Social Issues: The fireworks shows, as spectacular as they are, can be a trying time for the little ones. When my oldest daughter was 2, we went to the Anaheim stadium for the game and fireworks. The moment the ground fireworks began, she buried her face and never looked up again. She missed the whole show. Be sensitive to the younger ones and prepared if they can't handle the loud noises.
In tiring of being questioned about the homeschool socialization issue, Kim of Kim's Play Place writes her solution in How Well Socialized Are Homeschoolers--Surrendering the Premise. The answer reframes the question so that the assumed premise of the question is obvious and everyone who has ever heard the question reframed inevitably agrees.

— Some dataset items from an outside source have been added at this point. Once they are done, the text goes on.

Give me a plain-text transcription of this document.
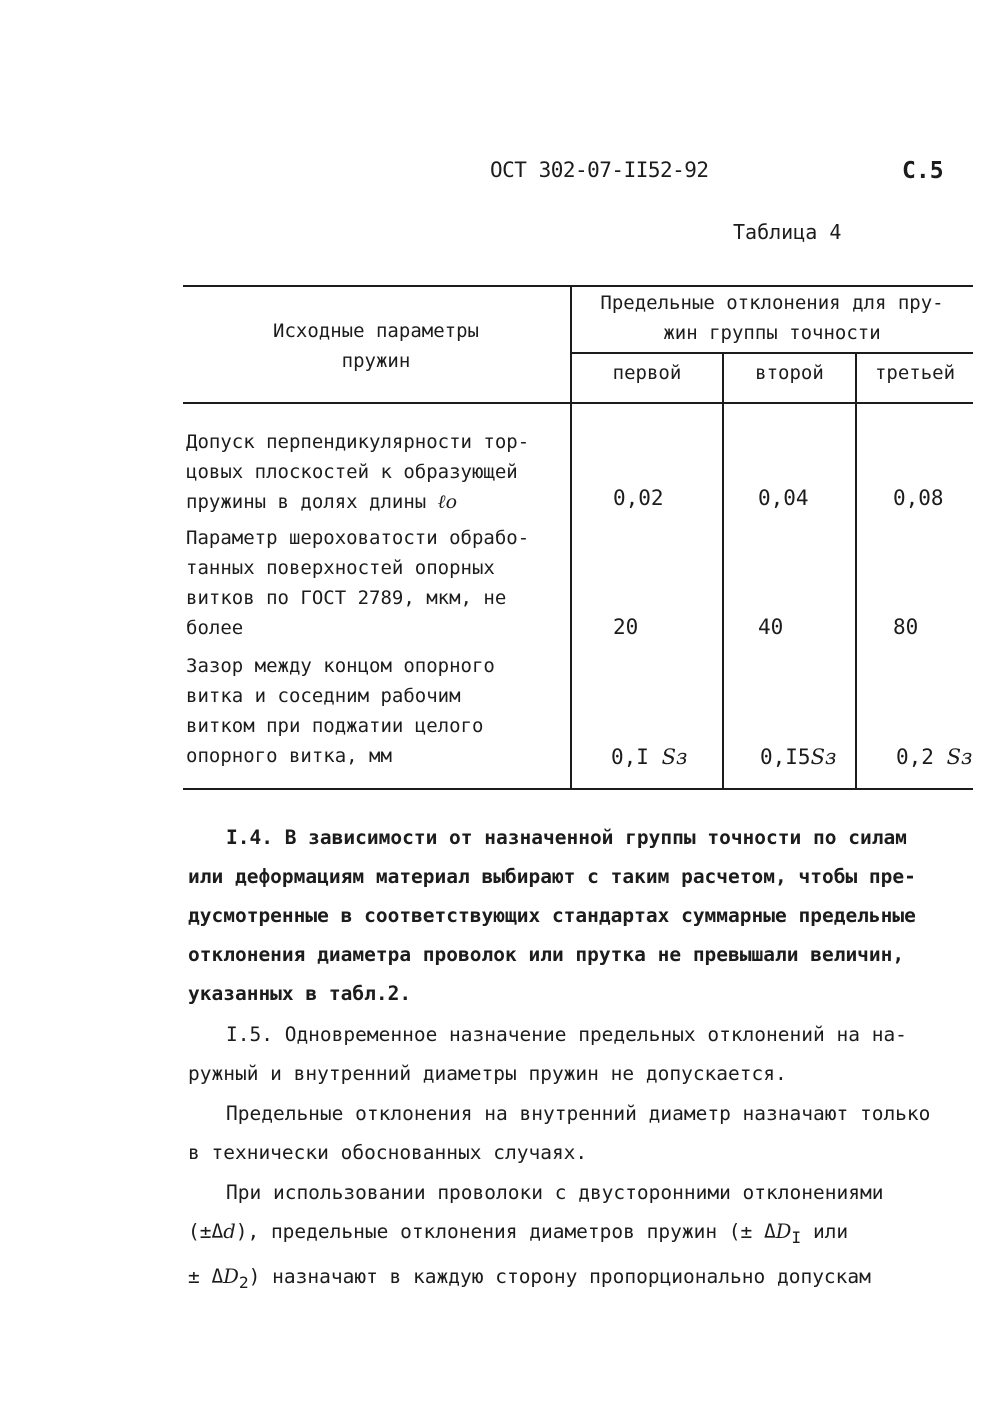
ОСТ 302-07-II52-92	С.5
Таблица 4
Исходные параметры
пружин
Предельные отклонения для пру-
жин группы точности
первой	второй	третьей
Допуск перпендикулярности тор-
цовых плоскостей к образующей
пружины в долях длины ℓо	0,02	0,04	0,08
Параметр шероховатости обрабо-
танных поверхностей опорных
витков по ГОСТ 2789, мкм, не
более	20	40	80
Зазор между концом опорного
витка и соседним рабочим
витком при поджатии целого
опорного витка, мм	0,I Sз	0,I5Sз	0,2 Sз

I.4. В зависимости от назначенной группы точности по силам

или деформациям материал выбирают с таким расчетом, чтобы пре-

дусмотренные в соответствующих стандартах суммарные предельные

отклонения диаметра проволок или прутка не превышали величин,

указанных в табл.2.

I.5. Одновременное назначение предельных отклонений на на-

ружный и внутренний диаметры пружин не допускается.

Предельные отклонения на внутренний диаметр назначают только

в технически обоснованных случаях.

При использовании проволоки с двусторонними отклонениями

(±Δd), предельные отклонения диаметров пружин (± $\Delta D_I$ или

± $\Delta D_2$) назначают в каждую сторону пропорционально допускам
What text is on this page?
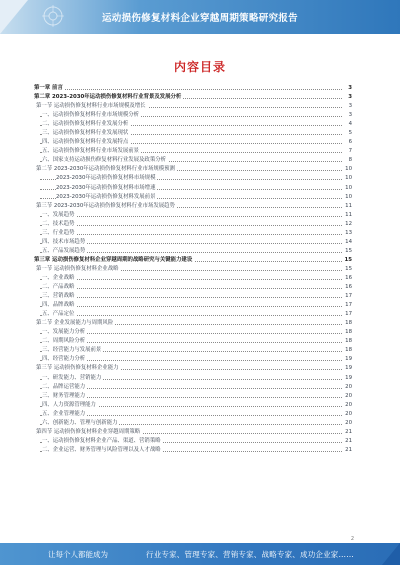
运动损伤修复材料企业穿越周期策略研究报告
内容目录
第一章 前言	3
第二章 2023-2030年运动损伤修复材料行业背景及发展分析	3
第一节 运动损伤修复材料行业市场规模及增长	3
一、运动损伤修复材料行业市场规模分析	3
二、运动损伤修复材料行业发展分析	4
三、运动损伤修复材料行业发展现状	5
四、运动损伤修复材料行业发展特点	6
五、运动损伤修复材料行业市场发展前景	7
六、国家支持运动损伤修复材料行业发展及政策分析	8
第二节 2023-2030年运动损伤修复材料行业市场规模预测	10
2023-2030年运动损伤修复材料市场规模	10
2023-2030年运动损伤修复材料市场增速	10
2023-2030年运动损伤修复材料发展前景	10
第三节 2023-2030年运动损伤修复材料行业市场发展趋势	11
一、发展趋势	11
二、技术趋势	12
三、行业趋势	13
四、技术市场趋势	14
五、产品发展趋势	15
第三章 运动损伤修复材料企业穿越周期的战略研究与关键能力建设	15
第一节 运动损伤修复材料企业战略	15
一、企业战略	16
二、产品战略	16
三、营销战略	17
四、品牌战略	17
五、产品定位	17
第二节 企业发展能力与周期风险	18
一、发展能力分析	18
二、周期风险分析	18
三、经营能力与发展前景	18
四、经营能力分析	19
第三节 运动损伤修复材料企业能力	19
一、研发能力、营销能力	19
二、品牌运营能力	20
三、财务管理能力	20
四、人力资源管理能力	20
五、企业管理能力	20
六、创新能力、管理与创新能力	20
第四节 运动损伤修复材料企业穿越周期策略	21
一、运动损伤修复材料企业产品、渠道、营销策略	21
二、企业运营、财务管理与风险管理以及人才战略	21
2
让每个人都能成为	行业专家、管理专家、营销专家、战略专家、成功企业家……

In ADHD Can Serve a Purpose, Stephanie of Throwing Marshmallows asks, "Is ADHD always a serious problem that needs to be fixed or is it more of a mis-match in how and in what kind of environment these right-brained kids are being taught?" A study of ADHD in two tribes of Kenyans raises some interesting questions.
Sally Thompson presents The Ultimate Guide to Special Needs Teaching: 100+ Resources and Links posted at Teaching Tips.
In Every Little Soul Must Shine, Carletta of Successful Homeschooling says the longer she homeschools, the more she realizes that homeschooling is about much more than academics. She homeschools so she can raise children who feel free to shine.
Well, that concludes this issue of the Carnival of Homeschooling. I hope you enjoy it.